No próximo dia 12, Enrique Alvarez, Quico, arquiteto e artista plástico, formado em 1954 na antiga escola da Rua do Tijolo, completa 100 anos e ainda está projetando e desenhando. Fui contemporâneo de Quico na EBA, mas me formei com a primeira turma da Faculdade de Arquitetura. Tenho boas recordações daquela escola, de seus professores e daquela rua em que se misturavam pacificamente casas com legendas “família” e puteiros ... tão Bahia! E o bar Cavadas, na esquina com a Baixa dos Sapateiros, onde íamos lanchar pão na chapa com mortadela regado por Saborosa, Jacaré ou Laranja Turva.

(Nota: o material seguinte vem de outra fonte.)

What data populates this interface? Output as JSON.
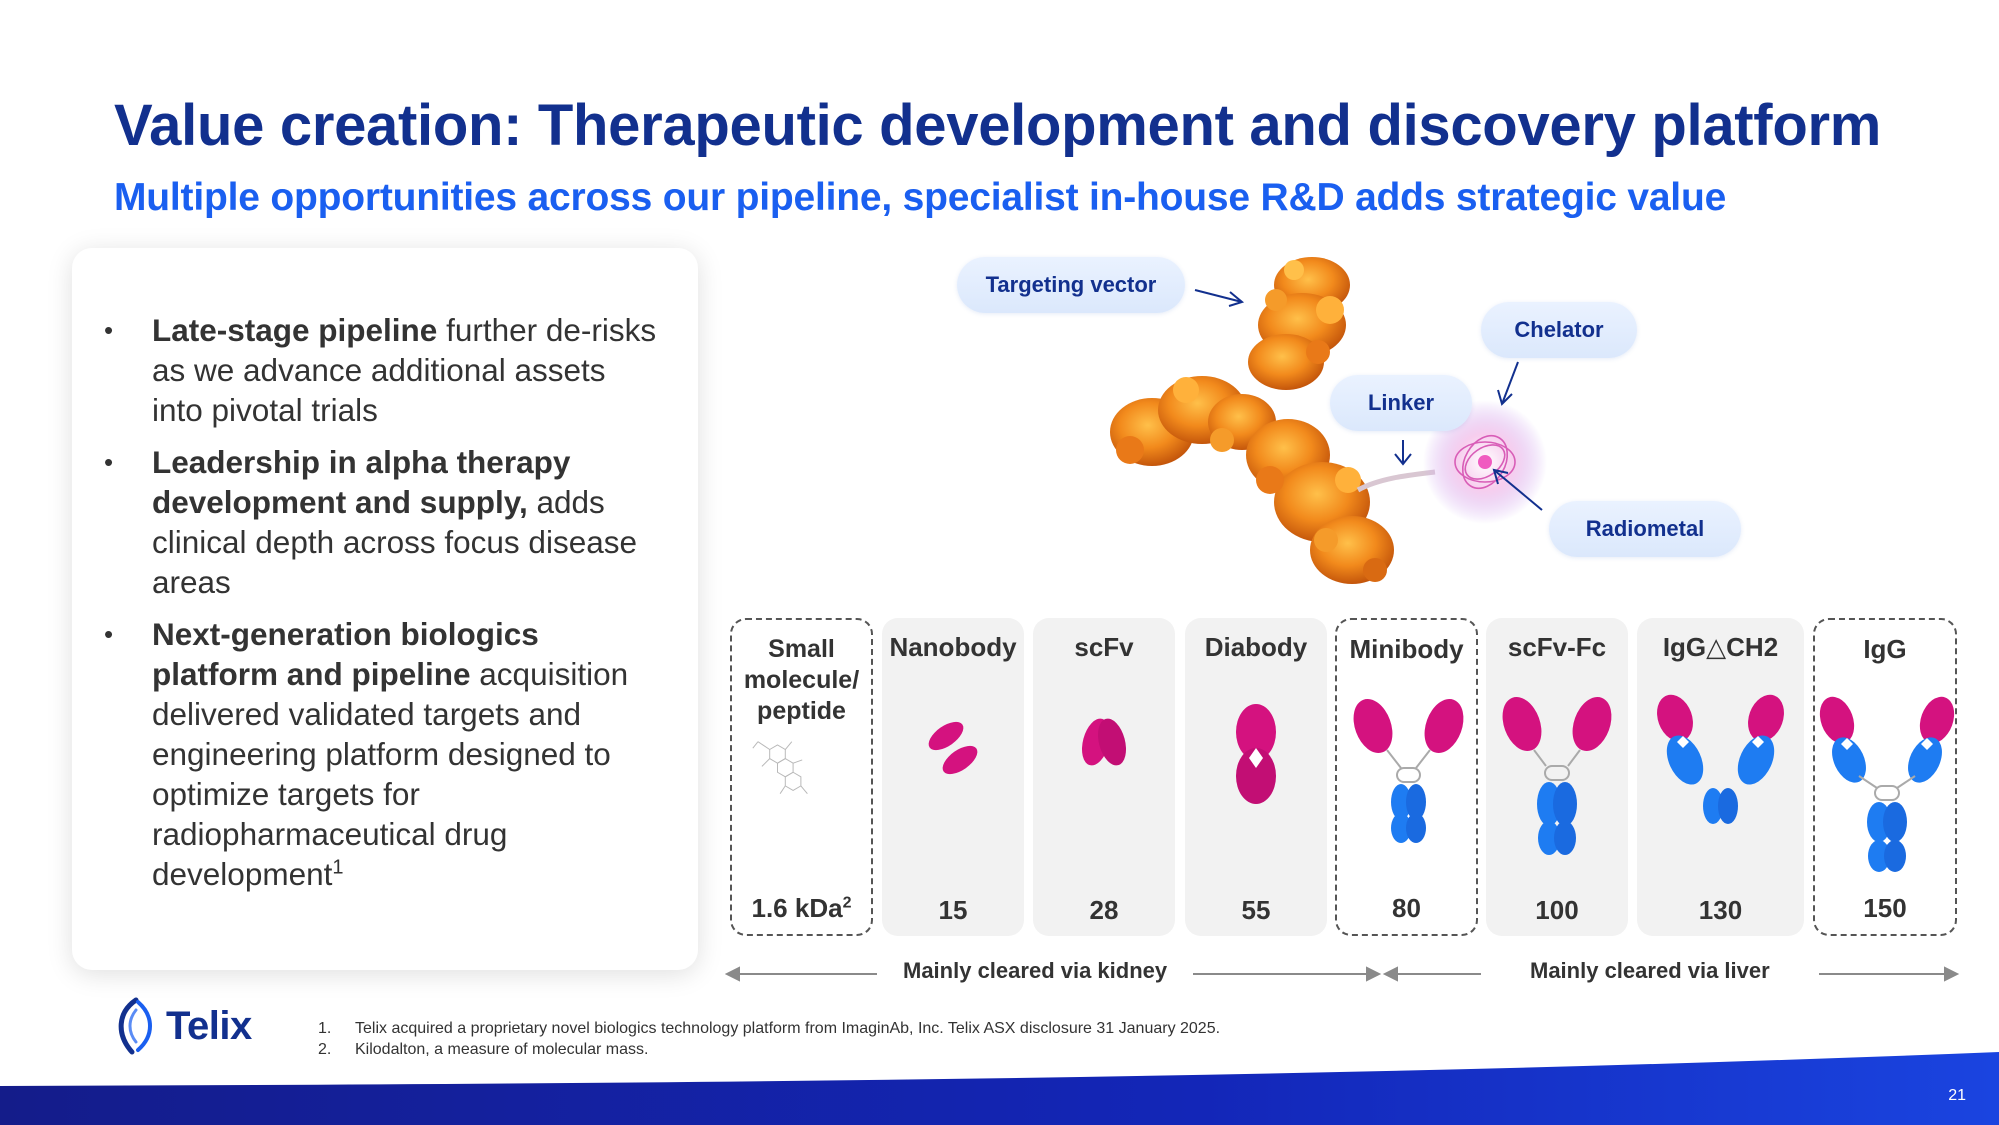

Quico formou com Rodrigo Pontual o escritório Alvarez e Pontual e juntos realizaram 90 projetos. Depois da morte de Pontual, Quico registrou o escritório como Alvarez e Associados e já totalizou 120 projetos, a maioria de apartamentos, entre os quais a Mansão Costa Pinto, mas também a Biblioteca Central dos Barris e os Clubes Português e Baiano de Ténis.
A berço da EBA era um belo exemplar neoclássico projetado por José F. Albioni, formado na Bélgica, para o médico inglês Jonathas Abbott (1796-1868), colecionador de arte, cujo acervo deu origem ao Museu de Arte da Bahia. Seu último andar era um típico ateliê de arte europeu, com claraboias e cortinas para regular a luz natural. Ateliê que com a morte de Abbott se transformou na Escola de Belas Artes fundada por Miguel Navarro Cañizares em 1877 e federalizada em 1946.
Ali convivemos com pintores clássicos, como Presciliano Silva, Alberto Valença, Mendonça Filho e os modernistas Mario Cravo, Juarez Paraíso, Maria Célia Amado, Henrique e Jacira Oswaldi.
Estudantes de belas artes se misturavam com os de arquitetura, como Quico, Emanuel Berbert, Álvaro Peixoto e Assis Reis, herdeiros do latifúndio de Diógenes Rebouças, no dizer do Prof. Bina Fonyat.
Alguns arquitetos eram também artistas plásticos, como Mendez y Mendez, Quico, Gilberbet Chaves e Amélio Amorim, criador do Carro de Boi e da Boate Jerimum, em Feira de Santana, literalmente sepultados pelo Estado. Quico desenvolveu uma técnica de desenho com esferográficas coloridas criando urdiduras delicadas e desenhos de moçoilas e “putos” barrocos que vão ser agora publicados.
Em 1969 a EBA se juntou a outras unidades da UFBA no Canela e o seu prédio foi trocado com a Prefeitura que ali instalou uma de suas secretarias. Hoje aquele prédio, de tanta história e recordações, está em ruína. Quando vou à Europa, 60 anos depois que a conheci, tudo está no mesmo lugar, o novo é só na periferia. Salvador é hoje uma cidade Frankenstein irreconhecível, cheia de muletas de concreto que ligam um engarrafamento a outro.
São os políticos que estão destruindo Salvador ao abandonar o planejamento, o C.H., e patrocinando, sem nenhum critério, viadutos baldios e espigões de 35 andares para fazer a mágica besta da multiplicação dos IPTUs. Cultura não é só mafuá, é criação e preservação.